Lo único bueno de esta iniciativa es que transparenta el interés de todos los partidos políticos que han gobernado en los últimos 30 años, de tener injerencia en el arbitraje electoral. No olvidemos que inicialmente fue el sistema de cuotas el que definió, con excepciones evidentemente, el ingreso de personas -algunas con escasos méritos- y el reparto de posiciones, a partir de un criterio político-representativo que dio lugar a la lotificación de ambas instituciones, con claras repercusiones sobre su funcionamiento en grupos bien definidos, desvelando que incluso nuestro máximo tribunal ha sido permeable a los intereses de los senadores en turno, llegando al extremo de legitimar la inconstitucional maniobra de ampliación del mandato de las magistraturas de Sala Superior. Ahora buscan ese objetivo implantando un modelo de designación directa y popular.
Lo malo de la propuesta es que no existen referentes comparados que nos permitan advertir los efectos de un cambio como el que se pretende.
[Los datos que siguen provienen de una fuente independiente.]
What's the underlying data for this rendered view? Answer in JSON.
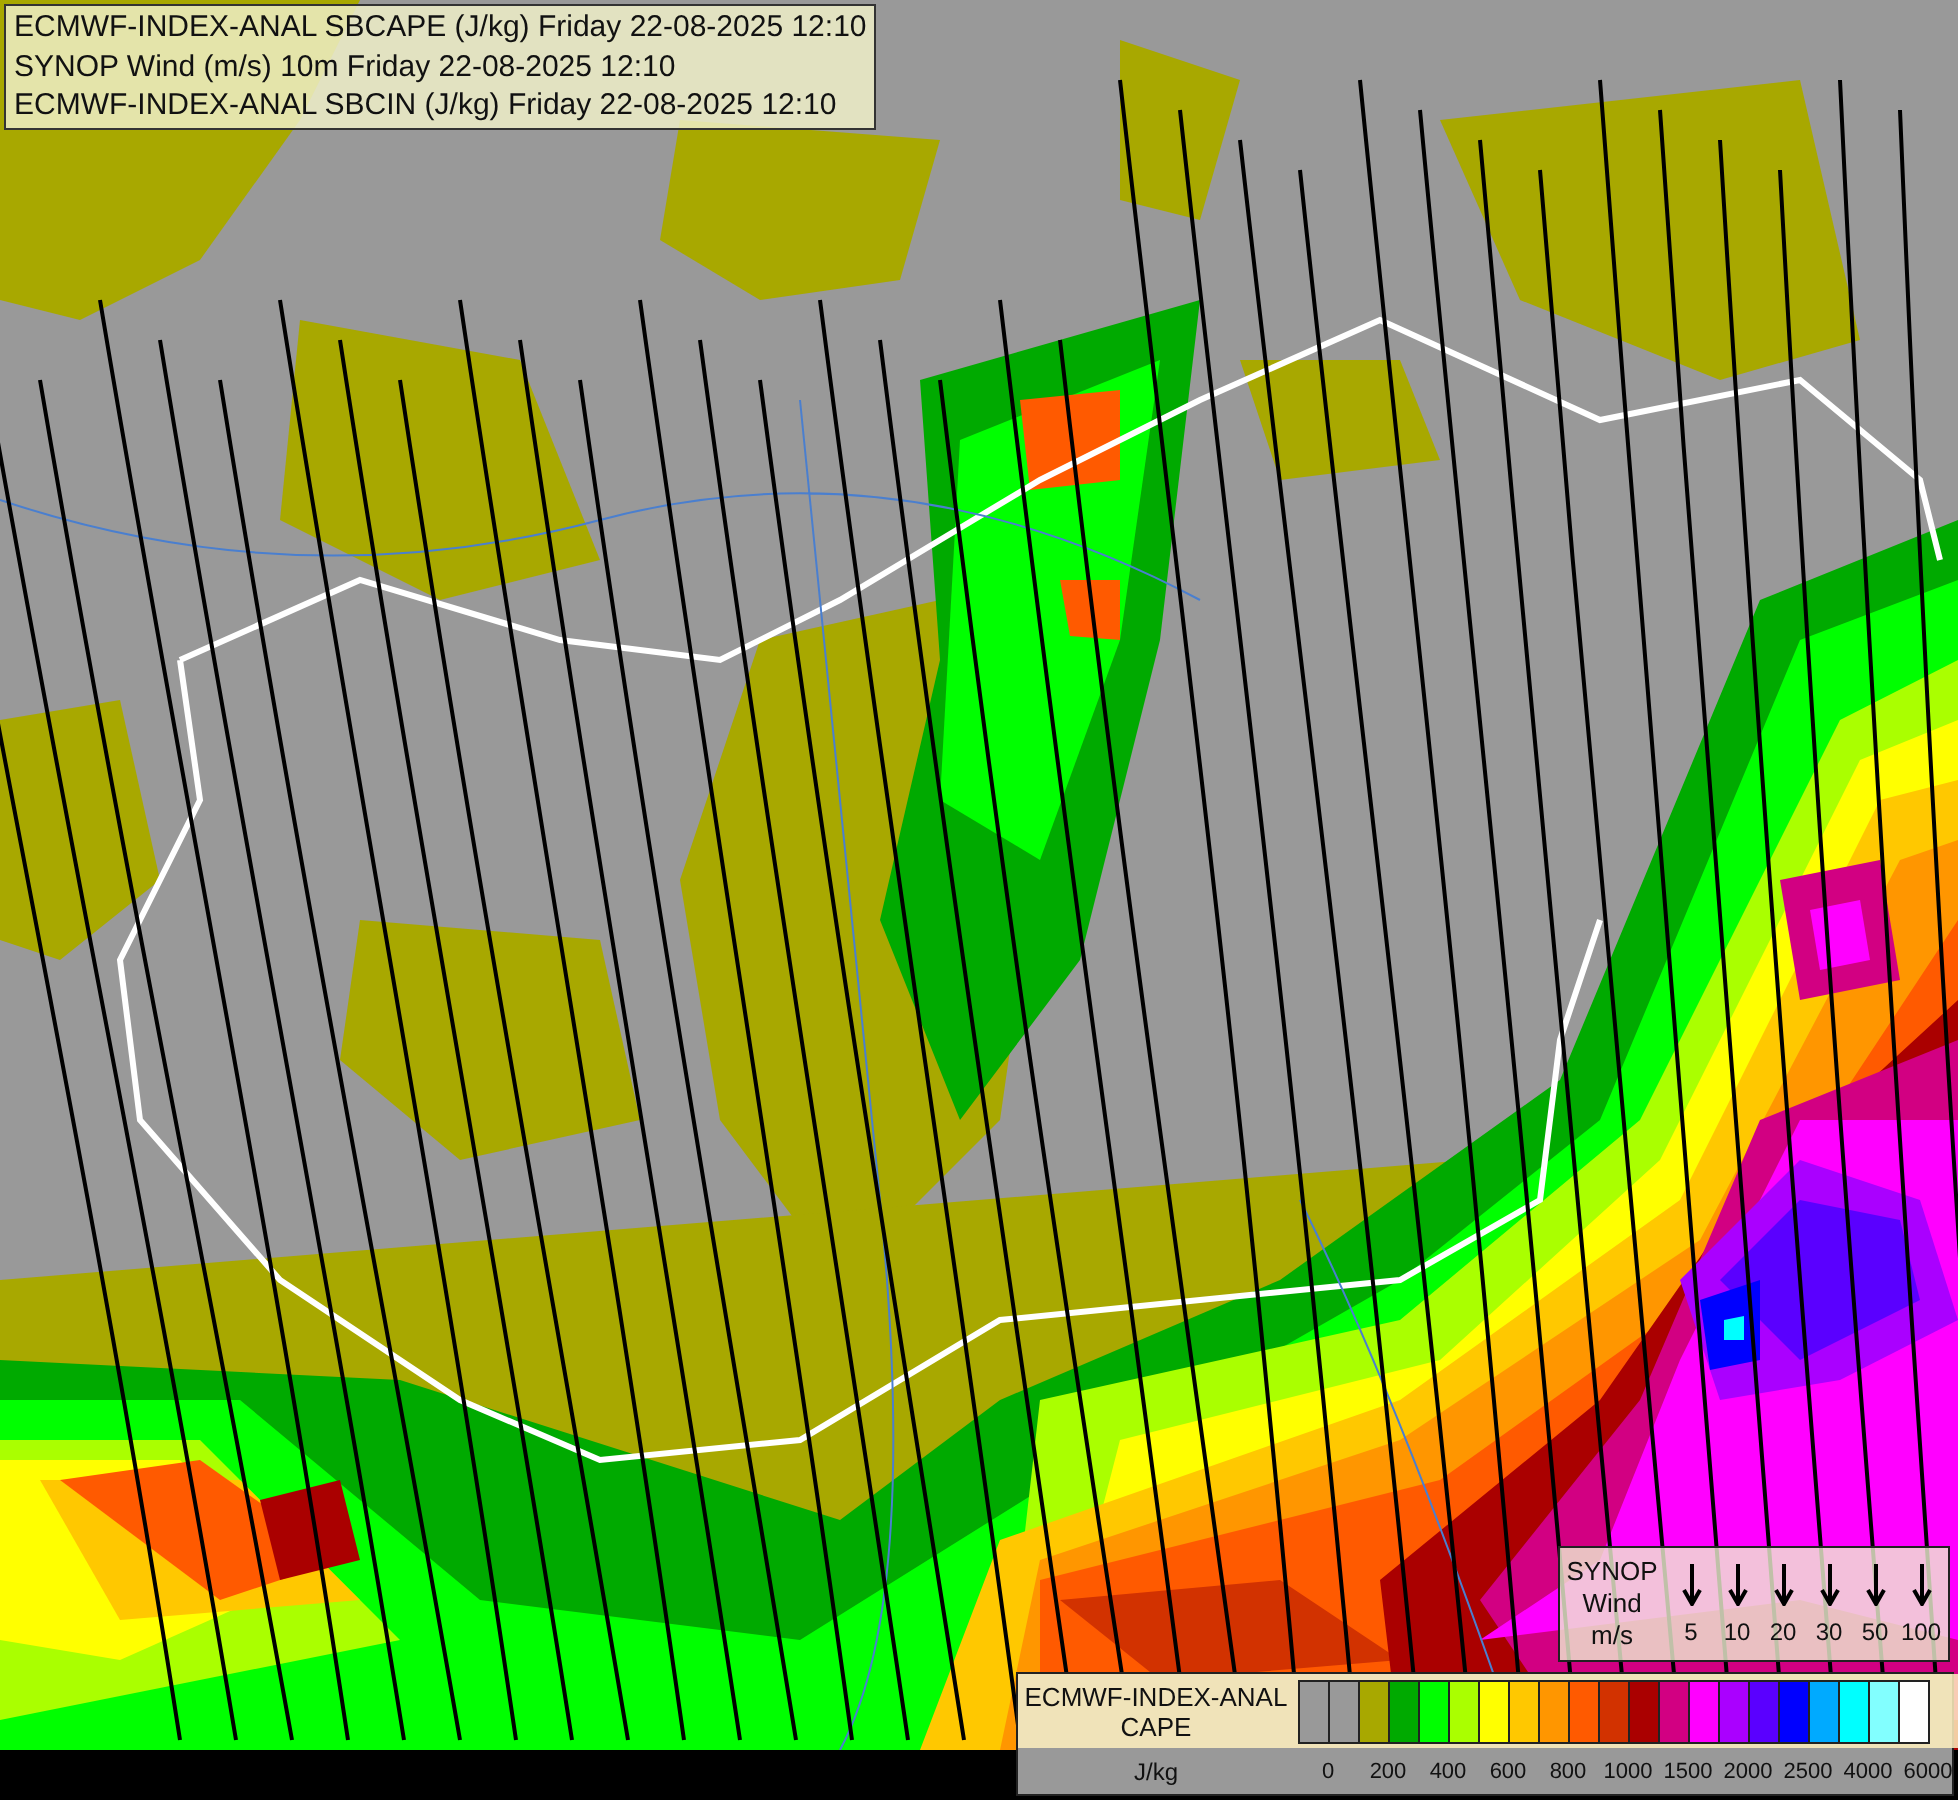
{
  "title_box": {
    "lines": [
      "ECMWF-INDEX-ANAL SBCAPE (J/kg) Friday 22-08-2025 12:10",
      "SYNOP Wind (m/s) 10m Friday 22-08-2025 12:10",
      "ECMWF-INDEX-ANAL SBCIN (J/kg) Friday 22-08-2025 12:10"
    ]
  },
  "wind_legend": {
    "title_lines": [
      "SYNOP",
      "Wind",
      "m/s"
    ],
    "speeds": [
      "5",
      "10",
      "20",
      "30",
      "50",
      "100"
    ]
  },
  "cape_legend": {
    "title_lines": [
      "ECMWF-INDEX-ANAL",
      "CAPE"
    ],
    "unit": "J/kg",
    "swatches": [
      {
        "color": "#999999"
      },
      {
        "color": "#999999"
      },
      {
        "color": "#a8a800"
      },
      {
        "color": "#00aa00"
      },
      {
        "color": "#00ff00"
      },
      {
        "color": "#aaff00"
      },
      {
        "color": "#ffff00"
      },
      {
        "color": "#ffc800"
      },
      {
        "color": "#ff9600"
      },
      {
        "color": "#ff5a00"
      },
      {
        "color": "#d23200"
      },
      {
        "color": "#aa0000"
      },
      {
        "color": "#d20082"
      },
      {
        "color": "#ff00ff"
      },
      {
        "color": "#aa00ff"
      },
      {
        "color": "#5a00ff"
      },
      {
        "color": "#0000ff"
      },
      {
        "color": "#00aaff"
      },
      {
        "color": "#00ffff"
      },
      {
        "color": "#82ffff"
      },
      {
        "color": "#ffffff"
      }
    ],
    "ticks": [
      "0",
      "200",
      "400",
      "600",
      "800",
      "1000",
      "1500",
      "2000",
      "2500",
      "4000",
      "6000"
    ]
  }
}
El único país que ha experimentado la elección de los jueces del Tribunal Constitucional, del Tribunal Supremo de Justicia y los integrantes del Consejo de la Magistratura, es Bolivia, con resultados profundamente negativos sobre los que conviene alertar.
En la primera elección llevada a cabo bajo estos parámetros en ese país en 2011, se advirtió la reproducción absoluta de todos los vicios que presenta una elección, ya que a pesar de que la realización de campañas se encontraba prohibida, en los hechos éstas si se produjeron, con candidaturas impulsadas abierta o veladamente desde el gobierno, los partidos políticos, grupos económicos, organizaciones sindicales e, incluso, congregaciones religiosas. A pesar de haber contribuido a movilizar al electorado a través de apoyos políticos y recursos económicos, lo cierto es que los elegidos estuvieron muy lejos de acceder al encargo con una gran legitimación popular, pues solamente obtuvieron el 5.26%, 3.54%, 2.43 % y 1.84% de los votos.
Sin embargo, lo peor de este experimento se desvela al advertir que transitaríamos de una lógica de politización contenida, con el sistema de cuotas, a un entorno de instituciones plenamente politizadas, en donde no existiría ninguna incompatibilidad para que políticos o funcionarios de gobierno actuales o pasados pudieran acceder a dichos cargos, y una vez instalados en ellos encauzar las decisiones bajo parámetros exclusivamente políticos, sin remordimiento alguno por los criterios técnicos y especializados que rigen la mayoría de sus atribuciones, la distritación o el recuento de votos, por ejemplo, echando por tierra los principios de independencia e imparcialidad.
Visto el sistema de dominación política existente, no sería descabelladlo sostener que Morena y sus aliados podrían colonizar al INE y al TEPFJ, como ya lo hicieron con la antigua FEPADE, en donde la objetividad cedería el paso a un favoritismo abierto y desmedido, y el régimen sancionador electoral se aplicaría interesadamente contra los partidos opositores, pero se desactivarían frente a su aliados.
Estamos en la antesala de la politización sin precedentes de una función que en su neutralidad, no ajena a desviaciones, ha encontrado la mejor garantía para todos los contendientes, bajo la pretensión de terminar de deslizarla hacia el peligroso camino de las decisiones tomadas con criterios e intereses políticos que, en definitiva, dejarían sin sentido y razón de ser a una jurisdicción electoral dispuesta, en esencia, a resolver los altos diferendos políticos a través de métodos y criterios jurídicos.
En un contexto de exacerbación de la polarización política y social, las instituciones electorales autónomas e independientes constituyen la garantía del equilibrio, la moderación y el profesionalismo, atributos indispensables para el mantenimiento de la salud de nuestro sistema democrático. No permitamos ningún tipo de regresión.